Fixed Rate vs. Variable Rate
Which Will Work Better for You?
You can sometimes expect a financial reward for going with the variable rate, although the precise magnitude will ebb and flow depending on the economic environment.
Fixed-rate mortgages often appeal to clients who want stability in their payments, manage a tight monthly budget, or are generally more conservative. For example, young couples with large mortgages relative to their income might be better off opting for the peace of mind that a fixed-rate brings.

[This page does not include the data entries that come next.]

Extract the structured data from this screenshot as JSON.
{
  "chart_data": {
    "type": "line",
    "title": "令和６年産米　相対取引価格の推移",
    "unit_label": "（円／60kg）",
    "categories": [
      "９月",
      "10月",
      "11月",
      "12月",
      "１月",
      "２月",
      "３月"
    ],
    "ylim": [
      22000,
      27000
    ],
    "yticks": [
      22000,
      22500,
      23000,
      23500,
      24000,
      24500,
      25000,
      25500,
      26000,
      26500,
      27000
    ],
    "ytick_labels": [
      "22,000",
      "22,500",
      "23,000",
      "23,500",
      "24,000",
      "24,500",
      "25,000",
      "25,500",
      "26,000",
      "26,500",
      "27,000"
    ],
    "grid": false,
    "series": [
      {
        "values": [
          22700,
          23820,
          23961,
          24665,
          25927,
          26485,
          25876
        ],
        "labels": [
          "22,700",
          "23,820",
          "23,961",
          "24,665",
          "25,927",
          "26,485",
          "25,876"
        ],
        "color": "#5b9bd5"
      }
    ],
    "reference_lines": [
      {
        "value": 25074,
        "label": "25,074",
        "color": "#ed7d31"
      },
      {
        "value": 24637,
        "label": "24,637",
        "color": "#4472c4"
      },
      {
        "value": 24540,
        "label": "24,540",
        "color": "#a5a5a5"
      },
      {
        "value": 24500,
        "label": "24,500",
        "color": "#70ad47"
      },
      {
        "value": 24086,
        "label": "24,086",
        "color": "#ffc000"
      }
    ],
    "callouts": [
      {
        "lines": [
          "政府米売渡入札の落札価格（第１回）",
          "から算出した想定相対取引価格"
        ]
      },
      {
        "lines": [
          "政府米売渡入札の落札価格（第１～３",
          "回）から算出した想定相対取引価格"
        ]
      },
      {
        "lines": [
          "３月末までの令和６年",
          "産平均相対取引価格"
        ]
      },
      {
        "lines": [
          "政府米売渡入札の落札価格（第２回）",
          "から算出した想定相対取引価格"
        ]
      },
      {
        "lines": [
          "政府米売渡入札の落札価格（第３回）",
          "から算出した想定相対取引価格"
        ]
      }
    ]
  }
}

A variable rate mortgage often allows the borrower to take advantage of lower rates – the interest rate is calculated on an ongoing basis at a lenders’ prime rate minus or plus a set percentage. For example, if the current prime mortgage rate is 5.5 percent, the holder of a prime minus 0.5 percent mortgage would pay a 5.00 percent variable interest rate.
As a consumer, the best option is to have a candid discussion with your mortgage professional to ensure you have a full understanding of the risks and rewards of each type of mortgage.
While most Canadians spend a lot of time, and expend a lot of effort, in shopping for an initial mortgage, the same is generally not the case when looking at mortgage term renewals.
By omitting proper consideration at the time of renewal, this practice costs Canadian citizens thousands of extra dollars every year. Nearly 60% of borrowers simply sign and send back the renewal that is first offered to them by their lender without ever shopping around for a more favorable interest rate.
Homeowners should never accept the first rate offer from their existing lender. Without any negotiation, simply signing up for the market rate on a renewal is unnecessarily costing the homeowner a lot of money on their mortgage.